🤖 AI Summary
Neurodegenerative disease diagnosis from MRI faces two key bottlenecks: heavy reliance on large-scale annotated data and poor interpretability of learned representations. To address these, we propose a self-supervised cross-encoder framework that leverages temporal continuity in longitudinal MRI scans to generate weak supervision signals. Our approach innovatively decouples feature representation into static and dynamic components: static features—capturing stable anatomical structures—are learned via contrastive learning, while dynamic features—modeling pathological progression trajectories—are extracted through input-gradient regularization. This design jointly enhances discriminative power and clinical interpretability. Evaluated on ADNI, our method achieves state-of-the-art classification accuracy. Moreover, it demonstrates superior zero-shot transferability on OASIS and strong cross-task generalization on PPMI, significantly improving model robustness and clinical trustworthiness.
📝 Abstract
Deep learning has shown significant potential in diagnosing neurodegenerative diseases from MRI data.

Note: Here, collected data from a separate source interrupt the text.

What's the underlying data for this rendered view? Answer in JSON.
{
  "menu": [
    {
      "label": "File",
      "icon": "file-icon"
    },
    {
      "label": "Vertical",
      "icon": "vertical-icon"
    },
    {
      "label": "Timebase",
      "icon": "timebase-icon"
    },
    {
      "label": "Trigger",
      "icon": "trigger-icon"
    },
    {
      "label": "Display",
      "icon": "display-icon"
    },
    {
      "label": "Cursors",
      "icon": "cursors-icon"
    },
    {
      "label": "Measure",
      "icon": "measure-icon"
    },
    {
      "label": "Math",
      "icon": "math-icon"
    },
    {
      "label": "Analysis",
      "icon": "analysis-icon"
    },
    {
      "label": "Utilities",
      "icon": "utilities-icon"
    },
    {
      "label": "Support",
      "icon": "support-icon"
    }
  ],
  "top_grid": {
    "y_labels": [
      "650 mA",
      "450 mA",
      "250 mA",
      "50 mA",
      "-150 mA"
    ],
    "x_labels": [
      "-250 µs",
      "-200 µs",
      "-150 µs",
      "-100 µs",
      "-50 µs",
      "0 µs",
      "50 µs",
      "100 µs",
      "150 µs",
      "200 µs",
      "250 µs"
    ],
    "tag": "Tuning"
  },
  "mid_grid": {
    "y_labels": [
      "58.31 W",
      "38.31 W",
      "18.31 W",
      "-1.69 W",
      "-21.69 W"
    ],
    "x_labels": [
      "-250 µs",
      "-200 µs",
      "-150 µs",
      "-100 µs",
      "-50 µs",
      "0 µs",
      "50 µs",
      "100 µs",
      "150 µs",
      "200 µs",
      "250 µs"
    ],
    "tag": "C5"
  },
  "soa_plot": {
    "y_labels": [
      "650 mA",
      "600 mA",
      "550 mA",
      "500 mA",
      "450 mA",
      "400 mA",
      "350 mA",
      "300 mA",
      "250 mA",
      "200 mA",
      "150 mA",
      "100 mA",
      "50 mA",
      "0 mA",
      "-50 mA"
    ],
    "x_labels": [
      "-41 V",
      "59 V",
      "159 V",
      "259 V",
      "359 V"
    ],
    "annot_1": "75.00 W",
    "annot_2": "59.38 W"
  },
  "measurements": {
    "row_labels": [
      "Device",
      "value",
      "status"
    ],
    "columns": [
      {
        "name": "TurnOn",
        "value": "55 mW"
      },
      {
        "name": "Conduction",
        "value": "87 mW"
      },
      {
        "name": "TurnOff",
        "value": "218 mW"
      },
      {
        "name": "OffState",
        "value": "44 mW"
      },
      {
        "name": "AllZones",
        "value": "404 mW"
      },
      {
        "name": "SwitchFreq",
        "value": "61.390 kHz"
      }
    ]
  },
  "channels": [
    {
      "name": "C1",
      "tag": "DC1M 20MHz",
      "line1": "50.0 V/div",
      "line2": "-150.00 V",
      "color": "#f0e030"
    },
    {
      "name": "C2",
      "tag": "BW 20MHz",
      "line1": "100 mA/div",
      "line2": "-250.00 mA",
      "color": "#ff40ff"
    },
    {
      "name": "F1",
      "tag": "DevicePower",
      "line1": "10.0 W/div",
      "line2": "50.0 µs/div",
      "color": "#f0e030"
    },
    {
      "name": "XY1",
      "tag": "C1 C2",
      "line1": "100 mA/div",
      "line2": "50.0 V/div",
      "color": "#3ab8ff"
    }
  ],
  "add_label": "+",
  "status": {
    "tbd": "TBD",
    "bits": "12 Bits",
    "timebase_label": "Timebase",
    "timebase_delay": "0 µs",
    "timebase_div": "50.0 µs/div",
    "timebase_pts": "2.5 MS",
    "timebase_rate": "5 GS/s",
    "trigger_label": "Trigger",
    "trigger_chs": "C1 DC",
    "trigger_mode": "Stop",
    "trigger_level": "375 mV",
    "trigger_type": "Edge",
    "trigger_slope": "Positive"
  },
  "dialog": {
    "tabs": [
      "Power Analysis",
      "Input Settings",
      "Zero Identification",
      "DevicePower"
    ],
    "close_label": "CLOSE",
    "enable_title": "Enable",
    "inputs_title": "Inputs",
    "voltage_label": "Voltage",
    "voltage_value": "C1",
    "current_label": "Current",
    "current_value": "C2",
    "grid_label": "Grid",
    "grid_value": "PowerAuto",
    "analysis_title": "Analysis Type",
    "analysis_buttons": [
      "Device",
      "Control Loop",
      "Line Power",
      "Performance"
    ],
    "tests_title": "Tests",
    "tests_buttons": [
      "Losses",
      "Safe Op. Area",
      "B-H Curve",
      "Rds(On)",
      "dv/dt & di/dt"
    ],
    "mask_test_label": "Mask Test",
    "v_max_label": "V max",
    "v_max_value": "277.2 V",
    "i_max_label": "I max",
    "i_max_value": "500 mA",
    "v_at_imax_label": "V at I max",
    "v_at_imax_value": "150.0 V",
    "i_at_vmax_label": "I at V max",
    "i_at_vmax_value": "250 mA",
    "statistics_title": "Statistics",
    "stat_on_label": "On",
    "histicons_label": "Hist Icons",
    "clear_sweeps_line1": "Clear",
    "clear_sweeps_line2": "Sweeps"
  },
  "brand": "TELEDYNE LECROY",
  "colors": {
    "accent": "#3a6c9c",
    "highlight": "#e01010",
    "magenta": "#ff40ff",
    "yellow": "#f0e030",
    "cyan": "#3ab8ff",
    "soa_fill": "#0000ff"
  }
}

However, most existing methods rely heavily on large volumes of labeled data and often yield representations that lack interpretability. To address both challenges, we propose a novel self-supervised cross-encoder framework that leverages the temporal continuity in longitudinal MRI scans for supervision. This framework disentangles learned representations into two components: a static representation, constrained by contrastive learning, which captures stable anatomical features; and a dynamic representation, guided by input-gradient regularization, which reflects temporal changes and can be effectively fine-tuned for downstream classification tasks. Experimental results on the Alzheimer's Disease Neuroimaging Initiative (ADNI) dataset demonstrate that our method achieves superior classification accuracy and improved interpretability. Furthermore, the learned representations exhibit strong zero-shot generalization on the Open Access Series of Imaging Studies (OASIS) dataset and cross-task generalization on the Parkinson Progression Marker Initiative (PPMI) dataset. The code for the proposed method will be made publicly available.